Winter may be loosening its grip but staying warm and dry can still be a challenge for anyone who has to be outside.
When the mercury dives, humans have options for fending off frostbite that are unavailable to other species. For example, we can wear a heavy coat without having to grow one. We can poke our paws into wool mittens and socks, and drag a balaclava over our noggin. Let’s not forget, we can also open a door, step inside our heated home or car, and start shedding layers like a molting Eider duck.
But for those without closets, good credit, and opposable thumbs the warmth radiating from a recently parked car beckons like the aroma of chocolate chip cookies fresh from the oven. Even when all that stored heat has dissipated there’s shelter from the storm beneath that cold steel hood. To human eyes, the engine compartment appear to be an impenetrable maze, but viewed from below through a non-human lens it’s a cozy and accessible place to curl up and nap.

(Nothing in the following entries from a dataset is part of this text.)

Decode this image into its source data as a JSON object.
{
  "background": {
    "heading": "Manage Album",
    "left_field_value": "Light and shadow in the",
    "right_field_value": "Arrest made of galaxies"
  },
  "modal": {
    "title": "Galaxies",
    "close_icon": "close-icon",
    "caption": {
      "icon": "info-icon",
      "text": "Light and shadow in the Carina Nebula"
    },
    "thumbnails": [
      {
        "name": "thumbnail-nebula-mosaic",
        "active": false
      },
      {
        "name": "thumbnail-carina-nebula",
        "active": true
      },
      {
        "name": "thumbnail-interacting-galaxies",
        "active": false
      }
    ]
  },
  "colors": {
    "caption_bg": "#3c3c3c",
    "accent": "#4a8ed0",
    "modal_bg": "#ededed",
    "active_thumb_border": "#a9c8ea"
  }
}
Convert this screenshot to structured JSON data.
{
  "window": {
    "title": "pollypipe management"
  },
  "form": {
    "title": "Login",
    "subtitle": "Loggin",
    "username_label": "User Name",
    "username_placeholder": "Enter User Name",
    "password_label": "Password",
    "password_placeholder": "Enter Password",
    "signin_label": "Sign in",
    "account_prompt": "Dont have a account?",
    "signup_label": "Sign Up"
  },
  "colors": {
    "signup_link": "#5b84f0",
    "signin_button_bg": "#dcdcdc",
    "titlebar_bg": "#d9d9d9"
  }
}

Urban wildlife such as raccoons, opossums, squirrels, along with free-roaming cats, will all climb into engine compartments to get out of the weather. Unfortunately, that inviting little nook will become a chamber of automotive horrors when a key is placed in the ignition.
The only foolproof method for avoiding this scenario is to keep your car in a garage, and keep the door closed. But, if you have to park outside there are some simple steps to reduce the risk of damage to both furry squatters and your vehicle. From easiest to most effective, they are:
- Bang on the hood as you head for the driver’s side door. Who cares what the neighbors think? You might save some furry creature’s life! This is a simple habit to develop, although not a perfect solution. Startled animals are just as likely to freeze as to flee.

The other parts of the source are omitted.